About
Editor’s Note: My thought process here is that should I be eventually found severely beaten and locked in a trunk because of something sarcastic I wrote or said, this will be the blurb that news outlets use in their stories. That would be awesome. The news outlet part, not the beaten and locked in a trunk part. That, I imagine, would suck.
I’m notoriously bad at writing about myself. Let’s keep it autobiographical: Hi! I’m Jason Rashaad: lifelong Detroiter, graduate of Martin Luther King, Jr. Senior High School, proud alumnus of Wayne State University, and current MBA student at the Georgetown University McDonough School of Business. Professionally I’ve worked in Information Technology for more than eleven years, and I currently work as a consultant, a position that brought me from Detroit to Maryland back in March of 2009.
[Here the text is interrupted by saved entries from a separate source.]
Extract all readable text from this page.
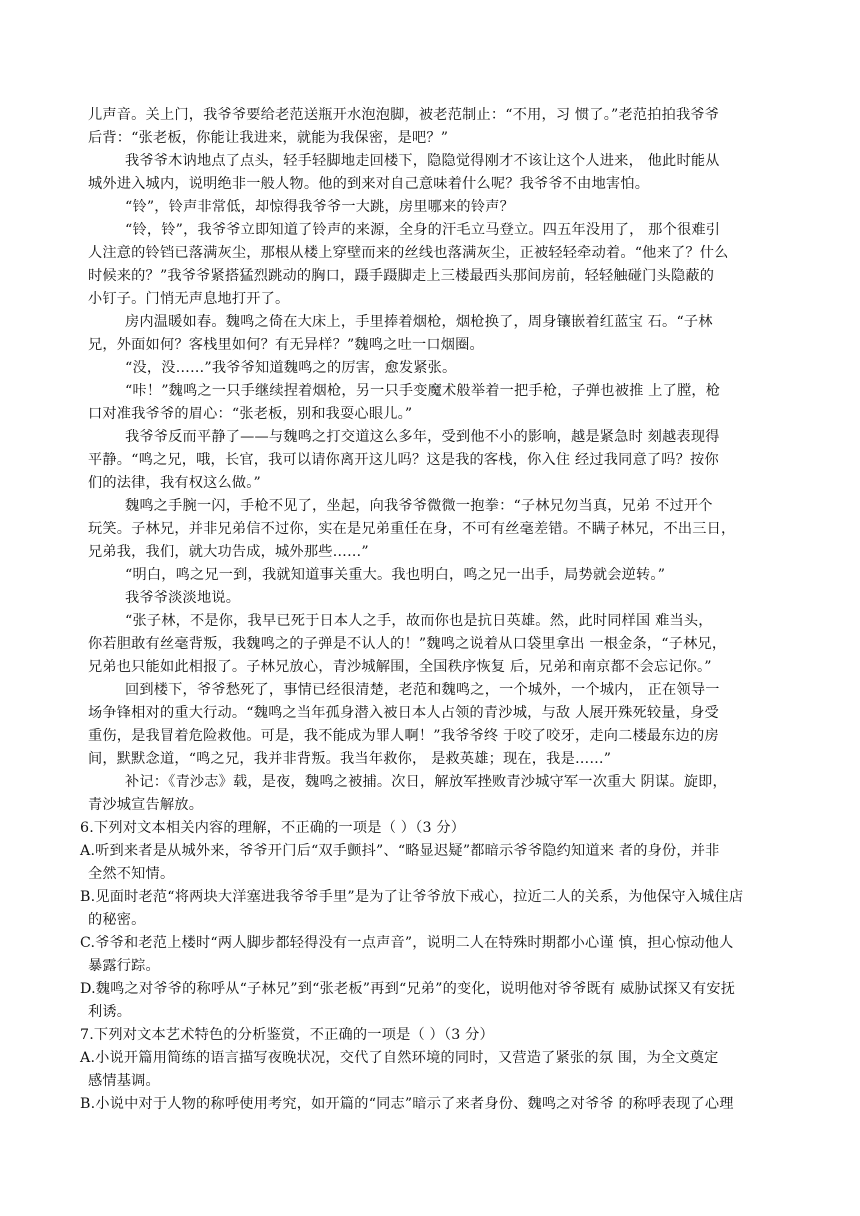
儿声音。关上门，我爷爷要给老范送瓶开水泡泡脚，被老范制止：“不用，习 惯了。”老范拍拍我爷爷
后背：“张老板，你能让我进来，就能为我保密，是吧？”
我爷爷木讷地点了点头，轻手轻脚地走回楼下，隐隐觉得刚才不该让这个人进来， 他此时能从
城外进入城内，说明绝非一般人物。他的到来对自己意味着什么呢？我爷爷不由地害怕。
“铃”，铃声非常低，却惊得我爷爷一大跳，房里哪来的铃声？
“铃，铃”，我爷爷立即知道了铃声的来源，全身的汗毛立马登立。四五年没用了， 那个很难引
人注意的铃铛已落满灰尘，那根从楼上穿壁而来的丝线也落满灰尘，正被轻轻牵动着。“他来了？什么
时候来的？”我爷爷紧搭猛烈跳动的胸口，蹑手蹑脚走上三楼最西头那间房前，轻轻触碰门头隐蔽的
小钉子。门悄无声息地打开了。
房内温暖如春。魏鸣之倚在大床上，手里捧着烟枪，烟枪换了，周身镶嵌着红蓝宝 石。“子林
兄，外面如何？客栈里如何？有无异样？”魏鸣之吐一口烟圈。
“没，没……”我爷爷知道魏鸣之的厉害，愈发紧张。
“咔！”魏鸣之一只手继续捏着烟枪，另一只手变魔术般举着一把手枪，子弹也被推 上了膛，枪
口对准我爷爷的眉心：“张老板，别和我耍心眼儿。”
我爷爷反而平静了——与魏鸣之打交道这么多年，受到他不小的影响，越是紧急时 刻越表现得
平静。“鸣之兄，哦，长官，我可以请你离开这儿吗？这是我的客栈，你入住 经过我同意了吗？按你
们的法律，我有权这么做。”
魏鸣之手腕一闪，手枪不见了，坐起，向我爷爷微微一抱拳：“子林兄勿当真，兄弟 不过开个
玩笑。子林兄，并非兄弟信不过你，实在是兄弟重任在身，不可有丝毫差错。不瞒子林兄，不出三日，
兄弟我，我们，就大功告成，城外那些……”
“明白，鸣之兄一到，我就知道事关重大。我也明白，鸣之兄一出手，局势就会逆转。”
我爷爷淡淡地说。
“张子林，不是你，我早已死于日本人之手，故而你也是抗日英雄。然，此时同样国 难当头，
你若胆敢有丝毫背叛，我魏鸣之的子弹是不认人的！”魏鸣之说着从口袋里拿出 一根金条，“子林兄，
兄弟也只能如此相报了。子林兄放心，青沙城解围，全国秩序恢复 后，兄弟和南京都不会忘记你。”
回到楼下，爷爷愁死了，事情已经很清楚，老范和魏鸣之，一个城外，一个城内， 正在领导一
场争锋相对的重大行动。“魏鸣之当年孤身潜入被日本人占领的青沙城，与敌 人展开殊死较量，身受
重伤，是我冒着危险救他。可是，我不能成为罪人啊！”我爷爷终 于咬了咬牙，走向二楼最东边的房
间，默默念道，“鸣之兄，我并非背叛。我当年救你， 是救英雄；现在，我是……”
补记：《青沙志》载，是夜，魏鸣之被捕。次日，解放军挫败青沙城守军一次重大 阴谋。旋即，
青沙城宣告解放。
6.下列对文本相关内容的理解，不正确的一项是（ ）（3 分）
A.听到来者是从城外来，爷爷开门后“双手颤抖”、“略显迟疑”都暗示爷爷隐约知道来 者的身份，并非
全然不知情。
B.见面时老范“将两块大洋塞进我爷爷手里”是为了让爷爷放下戒心，拉近二人的关系，为他保守入城住店
的秘密。
C.爷爷和老范上楼时“两人脚步都轻得没有一点声音”，说明二人在特殊时期都小心谨 慎，担心惊动他人
暴露行踪。
D.魏鸣之对爷爷的称呼从“子林兄”到“张老板”再到“兄弟”的变化，说明他对爷爷既有 威胁试探又有安抚
利诱。
7.下列对文本艺术特色的分析鉴赏，不正确的一项是（ ）（3 分）
A.小说开篇用简练的语言描写夜晚状况，交代了自然环境的同时，又营造了紧张的氛 围，为全文奠定
感情基调。
B.小说中对于人物的称呼使用考究，如开篇的“同志”暗示了来者身份、魏鸣之对爷爷 的称呼表现了心理
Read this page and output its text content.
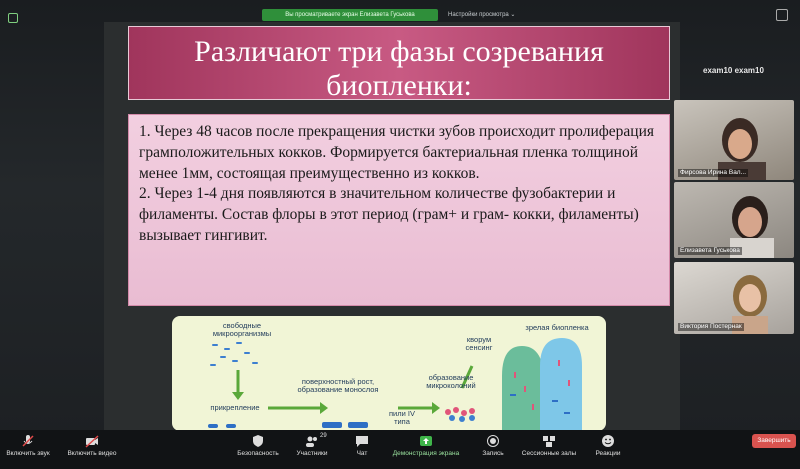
Вы просматриваете экран Елизавета Гуськова	Настройки просмотра ⌄
Различают три фазы созревания биопленки:
1. Через 48 часов после прекращения чистки зубов происходит пролиферация грамположительных кокков. Формируется бактериальная пленка толщиной менее 1мм, состоящая преимущественно из кокков.
2. Через 1-4 дня появляются в значительном количестве фузобактерии и филаменты. Состав флоры в этот период (грам+ и грам- кокки, филаменты) вызывает гингивит.
свободные микроорганизмы
прикрепление
поверхностный рост, образование монослоя
образование микроколоний
пили IV типа
кворум сенсинг
зрелая биопленка
exam10 exam10
Фирсова Ирина Вал...
Елизавета Гуськова
Виктория Постернак
Включить звук	Включить видео	Безопасность	Участники
29
Чат	Демонстрация экрана	Запись	Сессионные залы	Реакции
Завершить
Anytime you’ve lived your entire life within 50 miles of the place you were born, moving 500 miles away is an adjustment. To say the least. But we do what we must. Opportunity seems to grow on trees out here and I’d be doing myself a disservice if I didn’t take advantage. Should be an interesting ride.
The title of this blog comes from Psalms 118:22: “The stone which the builders refused is become the headstone of the corner.” This has its roots in ancient masonry, specifically with regards to the building of the First Temple. The rough, misshapen stone was discarded as inadequate for the building of the pillars, which required perfect, smoothly shaped stones. This stone later became the keystone, in that its shape and quality was perfect for completing the arch and thereby the temple.